Two friends meet for lunch. When the other’s phone rings, her friend bites back a snarl. What could provoke such a response from an amiable woman? Well, we might have to edit the woman’s description a bit.

Of course, she can project sweetness, but a snarl fits her semi-pugnacious personality as well. You see, there are things she does not tolerate. And cell phones holding a place of honor on the table during an otherwise pleasant visit between friends is high on her list of reasons to growl.

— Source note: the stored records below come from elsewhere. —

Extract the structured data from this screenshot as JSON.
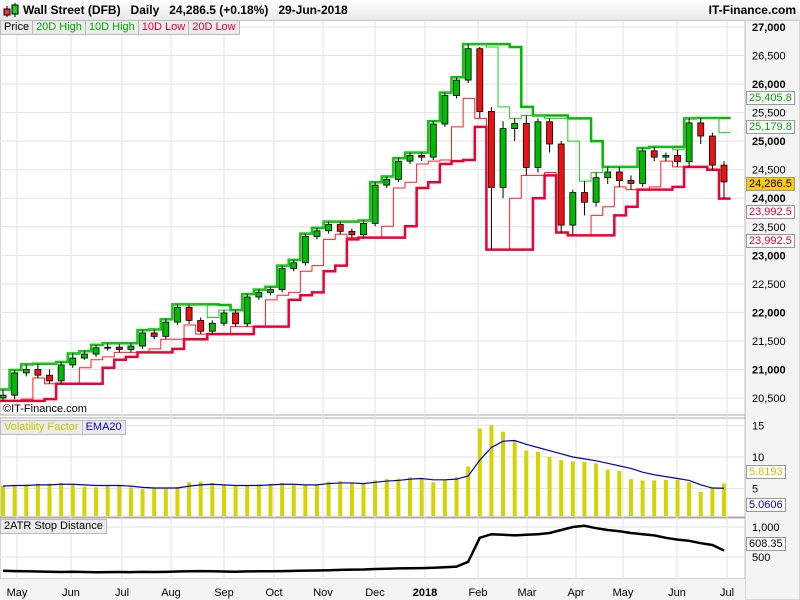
{
  "header": {
    "title": "Wall Street (DFB)   Daily   24,286.5 (+0.18%)   29-Jun-2018",
    "brand": "IT-Finance.com",
    "watermark": "©IT-Finance.com"
  },
  "legends": {
    "price": [
      {
        "label": "Price",
        "color": "#000000"
      },
      {
        "label": "20D High",
        "color": "#00aa00"
      },
      {
        "label": "10D High",
        "color": "#00aa00"
      },
      {
        "label": "10D Low",
        "color": "#e8002a"
      },
      {
        "label": "20D Low",
        "color": "#e8002a"
      }
    ],
    "volatility": [
      {
        "label": "Volatility Factor",
        "color": "#c8c800"
      },
      {
        "label": "EMA20",
        "color": "#0000cc"
      }
    ],
    "atr": [
      {
        "label": "2ATR Stop Distance",
        "color": "#000000"
      }
    ]
  },
  "tags": {
    "high20": {
      "text": "25,405.8",
      "color": "#00aa00"
    },
    "high10": {
      "text": "25,179.8",
      "color": "#00aa00"
    },
    "price": {
      "text": "24,286.5",
      "color": "#ffcc00"
    },
    "low10": {
      "text": "23,992.5",
      "color": "#e8002a"
    },
    "low20": {
      "text": "23,992.5",
      "color": "#e8002a"
    },
    "vol": {
      "text": "5.8193",
      "color": "#c8c800"
    },
    "ema": {
      "text": "5.0606",
      "color": "#0000cc"
    },
    "atr": {
      "text": "608.35",
      "color": "#000000"
    }
  },
  "chart_data": [
    {
      "type": "candlestick",
      "title": "Wall Street (DFB) Daily",
      "x_ticks": [
        "May",
        "Jun",
        "Jul",
        "Aug",
        "Sep",
        "Oct",
        "Nov",
        "Dec",
        "2018",
        "Feb",
        "Mar",
        "Apr",
        "May",
        "Jun",
        "Jul"
      ],
      "y_ticks": [
        "27,000",
        "26,500",
        "26,000",
        "25,500",
        "25,000",
        "24,500",
        "24,000",
        "23,500",
        "23,000",
        "22,500",
        "22,000",
        "21,500",
        "21,000",
        "20,500"
      ],
      "ylim": [
        20500,
        27000
      ],
      "grid": true,
      "open": [
        20500,
        20550,
        20940,
        21000,
        20900,
        20800,
        21080,
        21200,
        21270,
        21380,
        21390,
        21350,
        21410,
        21640,
        21580,
        21830,
        22090,
        21860,
        21670,
        21810,
        21990,
        21800,
        22270,
        22350,
        22400,
        22770,
        22870,
        23330,
        23430,
        23540,
        23420,
        23360,
        23560,
        24230,
        24330,
        24650,
        24750,
        24720,
        25300,
        25800,
        26070,
        26620,
        25520,
        24190,
        25220,
        25310,
        24540,
        25340,
        24950,
        23530,
        24100,
        23930,
        24360,
        24460,
        24310,
        24260,
        24830,
        24720,
        24750,
        24640,
        25320,
        25090,
        24580
      ],
      "high": [
        20650,
        20990,
        21090,
        21100,
        21000,
        21130,
        21280,
        21320,
        21430,
        21460,
        21440,
        21460,
        21690,
        21700,
        21880,
        22140,
        22130,
        21910,
        21860,
        22040,
        22040,
        22320,
        22400,
        22450,
        22820,
        22920,
        23380,
        23480,
        23590,
        23590,
        23470,
        23610,
        24280,
        24380,
        24700,
        24800,
        24800,
        25350,
        25850,
        26120,
        26700,
        26650,
        25600,
        25350,
        25400,
        25450,
        25400,
        25400,
        25000,
        24150,
        24300,
        24450,
        24550,
        24550,
        24400,
        24880,
        24900,
        24800,
        24850,
        25400,
        25405.8,
        25150,
        24650
      ],
      "low": [
        20450,
        20480,
        20880,
        20850,
        20750,
        20750,
        21030,
        21170,
        21220,
        21330,
        21300,
        21300,
        21360,
        21530,
        21530,
        21780,
        21800,
        21620,
        21620,
        21760,
        21750,
        21750,
        22220,
        22300,
        22350,
        22720,
        22820,
        23280,
        23380,
        23370,
        23310,
        23310,
        23510,
        24180,
        24280,
        24600,
        24650,
        24670,
        25250,
        25750,
        26020,
        25400,
        23100,
        24000,
        25000,
        24400,
        24450,
        24800,
        23400,
        23350,
        23700,
        23850,
        24250,
        24200,
        24150,
        24200,
        24650,
        24650,
        24550,
        24550,
        24950,
        24500,
        23992.5
      ],
      "close": [
        20550,
        20940,
        21000,
        20900,
        20800,
        21080,
        21200,
        21270,
        21380,
        21390,
        21350,
        21410,
        21640,
        21580,
        21830,
        22090,
        21860,
        21670,
        21810,
        21990,
        21800,
        22270,
        22350,
        22400,
        22770,
        22870,
        23330,
        23430,
        23540,
        23420,
        23360,
        23560,
        24230,
        24330,
        24650,
        24750,
        24720,
        25300,
        25800,
        26070,
        26620,
        25520,
        24190,
        25220,
        25310,
        24540,
        25340,
        24950,
        23530,
        24100,
        23930,
        24360,
        24460,
        24310,
        24260,
        24830,
        24720,
        24750,
        24640,
        25320,
        25090,
        24580,
        24286.5
      ],
      "series": [
        {
          "name": "20D High"
        },
        {
          "name": "10D High"
        },
        {
          "name": "10D Low"
        },
        {
          "name": "20D Low"
        }
      ]
    },
    {
      "type": "bar+line",
      "y_ticks": [
        "15",
        "10",
        "5"
      ],
      "ylim": [
        1,
        16
      ],
      "series": [
        {
          "name": "Volatility Factor",
          "values": [
            5.5,
            5.6,
            5.7,
            5.8,
            5.8,
            5.9,
            5.6,
            5.3,
            5.2,
            5.4,
            5.6,
            5.2,
            4.9,
            5.1,
            5.2,
            5.3,
            6.0,
            6.1,
            5.9,
            5.5,
            5.4,
            5.6,
            5.7,
            5.8,
            5.9,
            5.6,
            5.5,
            5.7,
            6.1,
            6.2,
            6.0,
            5.7,
            6.3,
            6.5,
            6.6,
            6.8,
            6.7,
            6.0,
            6.4,
            6.8,
            8.5,
            14.5,
            15.0,
            14.0,
            12.5,
            11.0,
            10.8,
            10.0,
            9.5,
            9.3,
            9.2,
            9.0,
            8.0,
            7.8,
            6.5,
            6.3,
            6.3,
            6.4,
            6.4,
            6.0,
            4.5,
            5.2,
            5.8193
          ]
        },
        {
          "name": "EMA20",
          "values": [
            5.4,
            5.5,
            5.5,
            5.6,
            5.6,
            5.7,
            5.7,
            5.6,
            5.5,
            5.5,
            5.5,
            5.4,
            5.2,
            5.1,
            5.1,
            5.1,
            5.4,
            5.6,
            5.7,
            5.6,
            5.5,
            5.5,
            5.5,
            5.6,
            5.7,
            5.7,
            5.6,
            5.6,
            5.8,
            5.9,
            5.9,
            5.8,
            6.0,
            6.2,
            6.3,
            6.5,
            6.6,
            6.4,
            6.4,
            6.5,
            7.0,
            9.5,
            11.5,
            12.5,
            12.6,
            12.0,
            11.5,
            11.0,
            10.5,
            10.0,
            9.7,
            9.4,
            9.0,
            8.6,
            8.2,
            7.6,
            7.2,
            6.9,
            6.6,
            6.3,
            5.6,
            5.1,
            5.0606
          ]
        }
      ]
    },
    {
      "type": "line",
      "y_ticks": [
        "1,000",
        "500"
      ],
      "ylim": [
        150,
        1100
      ],
      "series": [
        {
          "name": "2ATR Stop Distance",
          "values": [
            270,
            265,
            262,
            258,
            255,
            250,
            255,
            250,
            245,
            248,
            250,
            248,
            252,
            250,
            252,
            258,
            262,
            265,
            262,
            258,
            255,
            260,
            262,
            262,
            265,
            268,
            272,
            275,
            280,
            285,
            290,
            292,
            300,
            305,
            310,
            312,
            315,
            320,
            330,
            340,
            420,
            820,
            880,
            870,
            860,
            870,
            880,
            900,
            950,
            1000,
            1020,
            980,
            950,
            930,
            900,
            880,
            860,
            820,
            790,
            770,
            730,
            700,
            608.35
          ]
        }
      ]
    }
  ]
}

The constant phone ringing issue bleeds into our leisure time, especially at home. Please join this writer for a glass of wine any evening. Before long, you will hear her growl, “Not again!”

If you wonder what raised the lady’s hackles? The answer, my friend, is the sound of the telephone’s incessant ringing.

For reasons we are not inclined to explain, this household has both a landline and a cell phone. Consequently, both telephones ring a lot. Sometimes a culprit calls the cell phone, and if no one answers, they immediately dial the landline. Or vice versa.

No entity reaps the benefits of offering everyone’s personal information more than several branches of the greedy government. Those insatiable merchants of our information remind this writer of a group of greedy aliens who inhabit the Star Trek universe, the Ferengi.

At the same time, when such private information occurs, countless troglodytes seeking to become parasitic members of the government promise to look into the troubling privacy matter. Of course, once they are in office, they develop a curious ailment known as campaign promise amnesia. This particular disease resurfaces every two, four, or six years, depending on what office the fibbers seek.

And through it all, the telephone never stops ringing. In minor election years, sales calls abound. If you ever made the mistake of donating to your university’s alumni association, they will hound you to the grave and beyond. The same is true of a plethora of culprits, such as your insurance or credit card companies who always seek to upsell.

Such companies are quite persistent. If they cannot reach you by one form or another of the blasted Edison machine, they flood your mailbox with letters telling you how much they care about you. Then, they suggest you purchase more of their product or upgrade what you now have.

Although there are countless credit card companies guilty of being such irritants, we noticed AAA is exceptionally persistent in their efforts to sell you their life insurance policy. And then, there are those ubiquitous mailings from AARP that miraculously appear a few years after puberty. What a waste of paper! Unless you save all such mailbox stuffers, the landfills tend to be the final resting place for them.

Of course, the main reason for the current ringing of the telephone is because it is a presidential election year. Most calls begin around breakfast time and do not cease until after ten o’clock at night.

Recently, this lady’s phone rang at six a.m. It was a call from some eager campaign acolyte. Even if the particular office seeker interested her, she took perverse pleasure in telling the caller she plans to vote for the other guy.

If at some point in your existence you aligned with either political party, then your party calls, often. Even after you move on to another parallel universe, the political calls never end.

Hubby, a more patient soul than his wife, would answer the phone and let the person spin their spiel. When the caller finished, Hubby told them he did not vote and hung up. He would not be able to play that game now because there is a troubling trend with those countless calls. Most of them are robot calls. Thus the fun of messing with the caller’s mind is lost in the technological universe.

On a particularly busy phone call day, this writer considered changing her party affiliation to Independent. But then both parties would diligently test her patience.